武器を奪われても、武器を取りに行く際の隙を狙われても厄介極まり、相手をどう抑えるかが問題となって来るだろう、アホだけれど女神に創造された存在の幹部なんだから、凄いアホのギャグ担当だけれども。
「ぬぅ、不用意には動かんか。
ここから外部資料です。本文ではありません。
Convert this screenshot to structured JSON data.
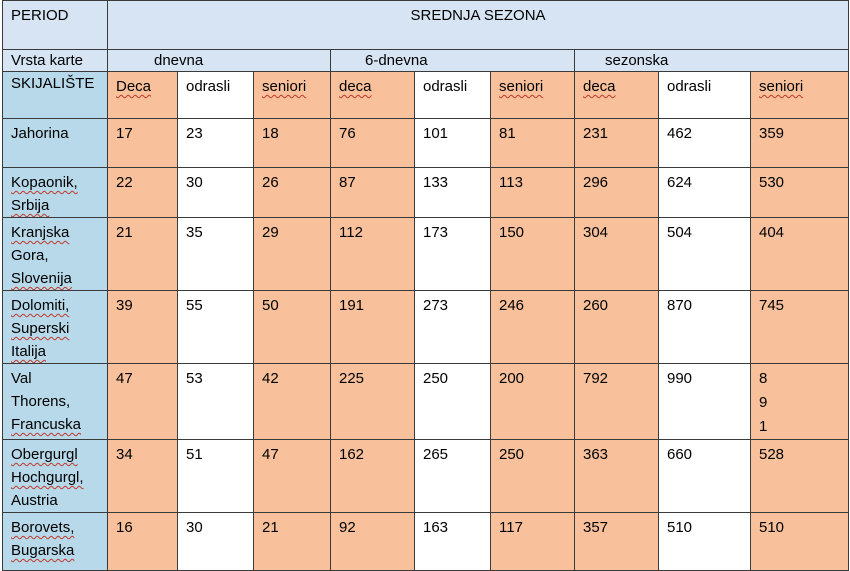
{
  "header": {
    "period_label": "PERIOD",
    "season_label": "SREDNJA SEZONA",
    "ticket_type_label": "Vrsta karte",
    "ski_resort_label": "SKIJALIŠTE"
  },
  "ticket_types": [
    "dnevna",
    "6-dnevna",
    "sezonska"
  ],
  "categories": [
    "Deca",
    "odrasli",
    "seniori",
    "deca",
    "odrasli",
    "seniori",
    "deca",
    "odrasli",
    "seniori"
  ],
  "rows": [
    {
      "resort": [
        "Jahorina"
      ],
      "prices": [
        "17",
        "23",
        "18",
        "76",
        "101",
        "81",
        "231",
        "462",
        "359"
      ]
    },
    {
      "resort": [
        "Kopaonik,",
        "Srbija"
      ],
      "prices": [
        "22",
        "30",
        "26",
        "87",
        "133",
        "113",
        "296",
        "624",
        "530"
      ]
    },
    {
      "resort": [
        "Kranjska",
        "Gora,",
        "Slovenija"
      ],
      "prices": [
        "21",
        "35",
        "29",
        "112",
        "173",
        "150",
        "304",
        "504",
        "404"
      ]
    },
    {
      "resort": [
        "Dolomiti,",
        "Superski",
        "Italija"
      ],
      "prices": [
        "39",
        "55",
        "50",
        "191",
        "273",
        "246",
        "260",
        "870",
        "745"
      ]
    },
    {
      "resort": [
        "Val",
        "Thorens,",
        "Francuska"
      ],
      "prices": [
        "47",
        "53",
        "42",
        "225",
        "250",
        "200",
        "792",
        "990",
        "891"
      ]
    },
    {
      "resort": [
        "Obergurgl",
        "Hochgurgl,",
        "Austria"
      ],
      "prices": [
        "34",
        "51",
        "47",
        "162",
        "265",
        "250",
        "363",
        "660",
        "528"
      ]
    },
    {
      "resort": [
        "Borovets,",
        "Bugarska"
      ],
      "prices": [
        "16",
        "30",
        "21",
        "92",
        "163",
        "117",
        "357",
        "510",
        "510"
      ]
    }
  ],
  "split_digits": [
    "8",
    "9",
    "1"
  ]
}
ベッドの下から使い込まれた武器の香りがするから取り出す時に背中を串刺しにしてやろうと思ったのじゃが……」
アホだけれど見抜いていたよ、アホだから自分の狙いもペラペラと話しているしさ。
……武器の香り、要するに嗅覚での察知とかが可能って事か、今知れて良かったと思う反面、話してしまった事を仲間に話して対策への対策を練って来る可能性も有るし、嗅覚の鋭さを利用した作戦は成功すればラッキー程度に頭の隅にでも置いておこう。
「ロノス、あの子って……アホだな」
「うん、アホだけれど油断は禁物だよ」
「にょほほほほほほほほほっ! 良い事を思い付いたのじゃ! 貴様、この服が大切なのじゃろう?」
僕とアンリの警戒を余所に高笑いを始めたサマエルは着ている服を左右に引っ張り嫌らしい笑いを浮かべて得意顔、但し気が付いていないけれど力が強過ぎたのかボタンが外れて胸がチラチラ見えるようになっていたよ。
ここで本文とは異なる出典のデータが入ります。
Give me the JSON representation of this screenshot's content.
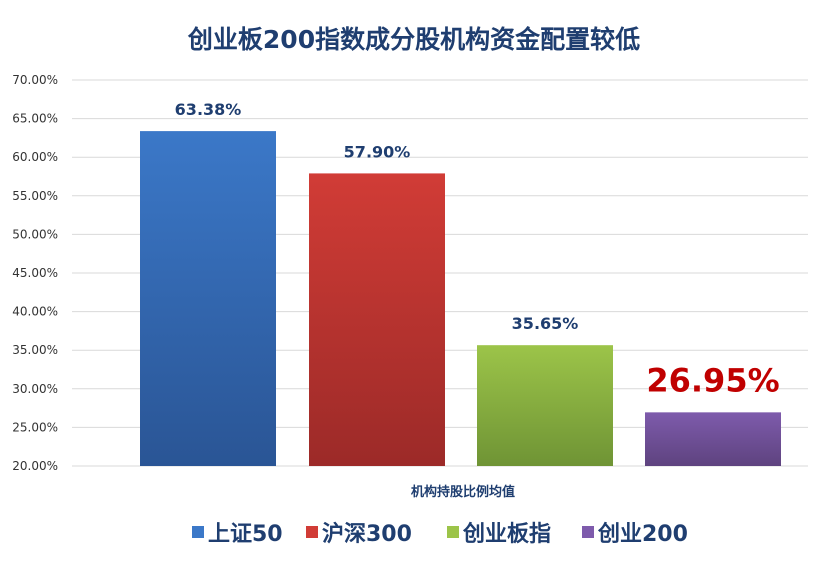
{
  "chart_data": {
    "type": "bar",
    "title": "创业板200指数成分股机构资金配置较低",
    "xlabel": "机构持股比例均值",
    "ylabel": "",
    "ylim": [
      20,
      70
    ],
    "yticks": [
      "20.00%",
      "25.00%",
      "30.00%",
      "35.00%",
      "40.00%",
      "45.00%",
      "50.00%",
      "55.00%",
      "60.00%",
      "65.00%",
      "70.00%"
    ],
    "categories": [
      ""
    ],
    "series": [
      {
        "name": "上证50",
        "values": [
          63.38
        ],
        "label": "63.38%",
        "color": "#3b78c8",
        "color_dark": "#2a5595"
      },
      {
        "name": "沪深300",
        "values": [
          57.9
        ],
        "label": "57.90%",
        "color": "#d13c36",
        "color_dark": "#9c2a28"
      },
      {
        "name": "创业板指",
        "values": [
          35.65
        ],
        "label": "35.65%",
        "color": "#9cc449",
        "color_dark": "#6f9435"
      },
      {
        "name": "创业200",
        "values": [
          26.95
        ],
        "label": "26.95%",
        "color": "#7e5bac",
        "color_dark": "#5e437f",
        "highlight": true
      }
    ],
    "grid": true,
    "legend": "bottom"
  }
}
いや、美少女といえば美少女だけれど見た目が年下過ぎて何とも感じないんだけれどね。
「この服を守りたければ私様の攻撃を防がずに受け続けるのじゃ! もし反撃でもすれば私様の血で汚れるし、避けてもソースか何かで汚してくれようぞ! にょほほほほほほほほほっ! まさしく外道の極み! 私様は天才なのじゃ!」
「「……」」
「言葉も出ない程に恐れおののくか、身の程を知ったらしいな、人間」
いや、呆れて声も出ないのであって、フリートが戦った神獣がボロクソに貶すだけあるなってのが正直な意見で、此処まで来ると苦労させられる仲間に同情さえ覚えているんだ。
どうして子供の悪戯みたいな作戦で此処まで得意になれるのか疑問は尽きない、それはアンリも同じらしく、呆れつつもハンドサインを送って来ていた。
”隙を作れ、武器を回収する”か、了解了解。
「むっ? 貴様、服を盾にされているのに何をする気なのじゃ?」
「何って……このまま突っ込むのさ」
「突っ込っ!?」
「いや、変な誤解するなよ、脳みそピンク」
自分の作戦が成功すると信じて疑わないのだろう、構えた僕に怪訝そうな表情を向けて服を更に引っ張るサマエル。
おい、魔力が籠もっている物は時間の巻き戻しが面倒なんだぞ、変に扱うな。
……まあ、時間を掛ければ良いだけだし、僕が時使いだって分かっているだろうに本当にアホだと呆れかえった時だった。
「誰だ、彼奴は……」
アンリは呆然とし、僕も固まる。
何時の間にかサマエルの背後には貼り付けたみたいな笑顔をしたウサギのキグルミが立っていたのだから。
そして、ログハウス内に奇妙な歌詞の歌が響き渡った……。